Depuis l’adoption en avril par le Congrès d’une loi menaçant l’avenir de TikTok aux États-Unis, le débat autour de la sécurité nationale et de la liberté d’expression s’intensifie. Accusée de permettre à Pékin de recueillir illégalement des données d’utilisateurs américains, la plateforme fait face à une échéance cruciale : si sa maison mère, ByteDance, ne vend pas TikTok avant le 19 janvier 2025, le réseau social sera interdit sur le sol américain. Promulguée par le président Joe Biden, cette loi est devenue un enjeu politique majeur, avec des avis partagés sur la nécessité de cette interdiction.
Donald Trump, ancien président et candidat républicain à la présidentielle de 2024, qui avait tenté d’interdire TikTok en 2020, a désormais changé de position.

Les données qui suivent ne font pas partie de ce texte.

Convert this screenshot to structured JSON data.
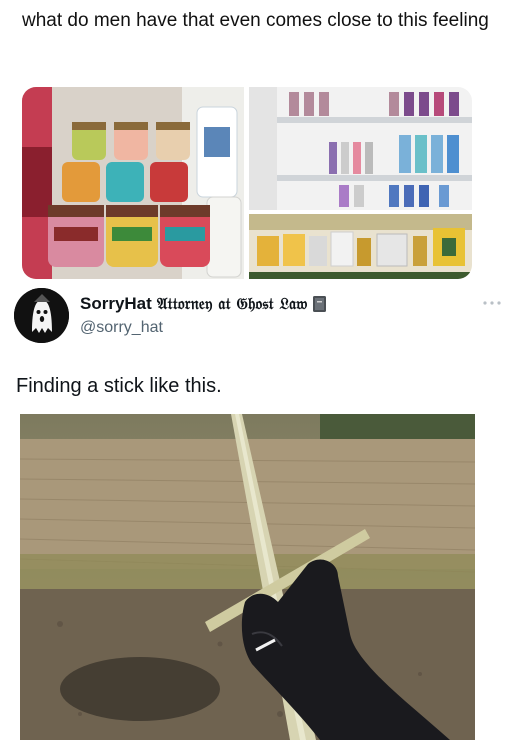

Il s’oppose à une interdiction et appelle même ses électeurs à voter pour lui s’ils veulent sauver la plateforme en Amérique. De son côté, ByteDance n’a pas l’intention de céder TikTok, préférant se battre devant les tribunaux pour tenter de rester actif aux États-Unis.
Lors de l’audience, l’avocat de TikTok, Andrew Pincus, a qualifié cette loi d’« inédite », soulignant que, pour la première fois, une législation américaine ciblait explicitement une filiale locale d’une entreprise étrangère. Cependant, les juges ont semblé peu convaincus par cet argument, évoquant plutôt le contrôle exercé par les actionnaires chinois de ByteDance et une jurisprudence passée justifiant l’interdiction d’organisations étrangères.
Un point crucial soulevé par la défense de TikTok est la possible violation du premier amendement de la Constitution américaine, qui garantit la liberté d’expression. Les juges ont questionné cette dimension, mais l’avocat du gouvernement, Daniel Tenny, a rétorqué que TikTok, étant contrôlé par une entreprise chinoise, ne peut se prévaloir de ces droits. Selon lui, la sécurité nationale prime sur la protection de l’expression, et les risques liés aux données des utilisateurs américains justifient cette loi.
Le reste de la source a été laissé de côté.